Graph-based Molecular In-context Learning Grounded on Morgan Fingerprints
Ali Al-Lawati, Jason Lucas, Zhiwei Zhang, Prasenjit Mitra, Suhang Wang
TL;DR
GAMIC advances molecular ICL by integrating graph-based molecular representations with text captions through graph–language alignment, enabled by Morgan fingerprint sampling and contrastive learning, plus MMR-based diverse demonstration retrieval.
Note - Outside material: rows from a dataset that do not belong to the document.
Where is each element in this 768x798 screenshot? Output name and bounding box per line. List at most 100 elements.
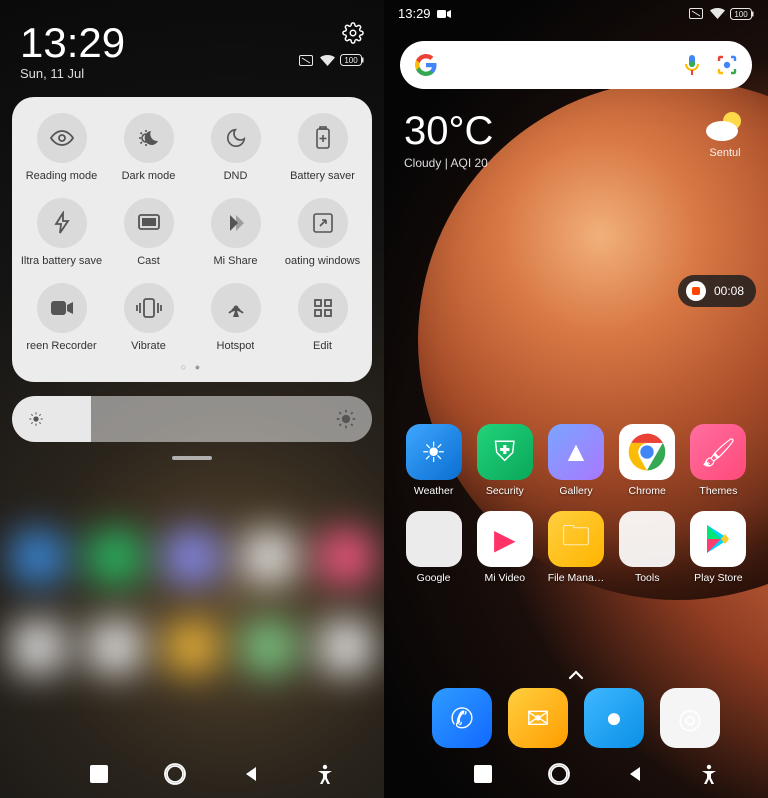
- app-label: Gallery: [559, 485, 592, 497]
- qs-tile-vibrate[interactable]: Vibrate: [105, 283, 192, 352]
- moon-icon: [211, 113, 261, 163]
- bolt-icon: [37, 198, 87, 248]
- app-browser[interactable]: ●: [584, 688, 644, 748]
- stop-recording-icon[interactable]: [686, 281, 706, 301]
- brightness-low-icon: [28, 411, 44, 427]
- weather-icon: [702, 109, 748, 143]
- weather-description: Cloudy | AQI 20: [404, 156, 493, 170]
- app-icon: [619, 511, 675, 567]
- qs-tile-bolt[interactable]: Iltra battery save: [18, 198, 105, 267]
- vibrate-icon: [124, 283, 174, 333]
- qs-tile-battery[interactable]: Battery saver: [279, 113, 366, 182]
- app-mi-video[interactable]: ▶ Mi Video: [469, 511, 540, 584]
- google-lens-icon[interactable]: [716, 54, 738, 76]
- recording-timer: 00:08: [714, 284, 744, 298]
- qs-tile-hotspot[interactable]: Hotspot: [192, 283, 279, 352]
- qs-tile-label: Iltra battery save: [21, 255, 102, 267]
- app-play-store[interactable]: Play Store: [683, 511, 754, 584]
- app-tools[interactable]: Tools: [612, 511, 683, 584]
- weather-widget[interactable]: 30°C Cloudy | AQI 20 Sentul: [384, 103, 768, 170]
- qs-tile-mishare[interactable]: Mi Share: [192, 198, 279, 267]
- clock-date: Sun, 11 Jul: [20, 66, 125, 81]
- qs-tile-label: reen Recorder: [26, 340, 96, 352]
- page-indicator: ○ ●: [18, 362, 366, 372]
- back-button[interactable]: [242, 765, 260, 783]
- app-icon: ◎: [660, 688, 720, 748]
- qs-tile-eye[interactable]: Reading mode: [18, 113, 105, 182]
- darkmode-icon: [124, 113, 174, 163]
- app-label: File Mana…: [548, 572, 605, 584]
- quick-settings-screen: 13:29 Sun, 11 Jul 100 Reading mode Dark m…: [0, 0, 384, 798]
- app-chrome[interactable]: Chrome: [612, 424, 683, 497]
- qs-tile-label: Reading mode: [26, 170, 98, 182]
- app-gallery[interactable]: ▲ Gallery: [540, 424, 611, 497]
- app-icon: ⛨: [477, 424, 533, 480]
- home-screen: 13:29 100 30°C Cloudy | AQI 20 Sentul 00…: [384, 0, 768, 798]
- app-label: Tools: [635, 572, 660, 584]
- svg-text:100: 100: [344, 56, 358, 65]
- qs-tile-label: Dark mode: [122, 170, 176, 182]
- voice-search-icon[interactable]: [682, 54, 702, 76]
- battery-icon: [298, 113, 348, 163]
- app-security[interactable]: ⛨ Security: [469, 424, 540, 497]
- qs-tile-float[interactable]: oating windows: [279, 198, 366, 267]
- qs-tile-cast[interactable]: Cast: [105, 198, 192, 267]
- accessibility-button[interactable]: [700, 764, 718, 784]
- app-icon: ✆: [432, 688, 492, 748]
- brightness-slider[interactable]: [12, 396, 372, 442]
- qs-tile-grid[interactable]: Edit: [279, 283, 366, 352]
- app-messages[interactable]: ✉: [508, 688, 568, 748]
- app-themes[interactable]: 🖌Themes: [683, 424, 754, 497]
- home-button[interactable]: [164, 763, 186, 785]
- app-label: Mi Video: [484, 572, 525, 584]
- status-bar: 13:29 100: [384, 0, 768, 27]
- app-google[interactable]: Google: [398, 511, 469, 584]
- cast-icon: [124, 198, 174, 248]
- app-label: Google: [417, 572, 451, 584]
- float-icon: [298, 198, 348, 248]
- qs-tile-darkmode[interactable]: Dark mode: [105, 113, 192, 182]
- app-file-mana-[interactable]: 🗀 File Mana…: [540, 511, 611, 584]
- drag-handle[interactable]: [172, 456, 212, 460]
- accessibility-button[interactable]: [316, 764, 334, 784]
- app-icon: ▲: [548, 424, 604, 480]
- app-icon: [619, 424, 675, 480]
- app-camera[interactable]: ◎: [660, 688, 720, 748]
- recording-indicator-icon: [437, 9, 451, 19]
- qs-tile-moon[interactable]: DND: [192, 113, 279, 182]
- mishare-icon: [211, 198, 261, 248]
- app-icon: 🖌: [690, 424, 746, 480]
- app-weather[interactable]: ☀ Weather: [398, 424, 469, 497]
- app-drawer-arrow-icon[interactable]: [568, 670, 584, 680]
- navigation-bar: [0, 750, 384, 798]
- qs-tile-label: Edit: [313, 340, 332, 352]
- hotspot-icon: [211, 283, 261, 333]
- recents-button[interactable]: [474, 765, 492, 783]
- temperature: 30°C: [404, 109, 493, 154]
- navigation-bar: [384, 750, 768, 798]
- qs-tile-label: Battery saver: [290, 170, 355, 182]
- svg-text:100: 100: [734, 10, 748, 19]
- app-phone[interactable]: ✆: [432, 688, 492, 748]
- google-search-bar[interactable]: [400, 41, 752, 89]
- qs-tile-label: oating windows: [285, 255, 360, 267]
- settings-gear-icon[interactable]: [342, 22, 364, 44]
- status-icons: 100: [299, 54, 364, 66]
- app-label: Weather: [414, 485, 454, 497]
- app-icon: ●: [584, 688, 644, 748]
- screen-recording-pill[interactable]: 00:08: [678, 275, 756, 307]
- app-icon: 🗀: [548, 511, 604, 567]
- eye-icon: [37, 113, 87, 163]
- app-label: Security: [486, 485, 524, 497]
- app-label: Play Store: [694, 572, 742, 584]
- app-icon: ☀: [406, 424, 462, 480]
- recents-button[interactable]: [90, 765, 108, 783]
- app-icon: ▶: [477, 511, 533, 567]
- brightness-high-icon: [336, 409, 356, 429]
- back-button[interactable]: [626, 765, 644, 783]
- camcorder-icon: [37, 283, 87, 333]
- qs-tile-camcorder[interactable]: reen Recorder: [18, 283, 105, 352]
- qs-tile-label: Vibrate: [131, 340, 166, 352]
- clock-time: 13:29: [20, 22, 125, 64]
- home-button[interactable]: [548, 763, 570, 785]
The framework targets small-to-mid-sized LLMs to avoid heavy fine-tuning while delivering strong performance across molecule captioning, property prediction, and yield prediction. Empirical results across multiple datasets and LLMs show GAMIC achieving up to 45% improvements over Morgan-based baselines and establishing a practical approach for graph-aware multimodal ICL in chemistry. This work broadens the applicability of ICL in molecular tasks, supporting more scalable and flexible deployment in drug discovery and materials science contexts.
Abstract
In-context learning (ICL) effectively conditions large language models (LLMs) for molecular tasks, such as property prediction and molecule captioning, by embedding carefully selected demonstration examples into the input prompt. This approach avoids the computational overhead of extensive pertaining and fine-tuning. However, current prompt retrieval methods for molecular tasks have relied on molecule feature similarity, such as Morgan fingerprints, which do not adequately capture the global molecular and atom-binding relationships. As a result, these methods fail to represent the full complexity of molecular structures during inference. Moreover, small-to-medium-sized LLMs, which offer simpler deployment requirements in specialized systems, have remained largely unexplored in the molecular ICL literature. To address these gaps, we propose a self-supervised learning technique, GAMIC (Graph-Aligned Molecular In-Context learning, which aligns global molecular structures, represented by graph neural networks (GNNs), with textual captions (descriptions) while leveraging local feature similarity through Morgan fingerprints. In addition, we introduce a Maximum Marginal Relevance (MMR) based diversity heuristic during retrieval to optimize input prompt demonstration samples. Our experimental findings using diverse benchmark datasets show GAMIC outperforms simple Morgan-based ICL retrieval methods across all tasks by up to 45%.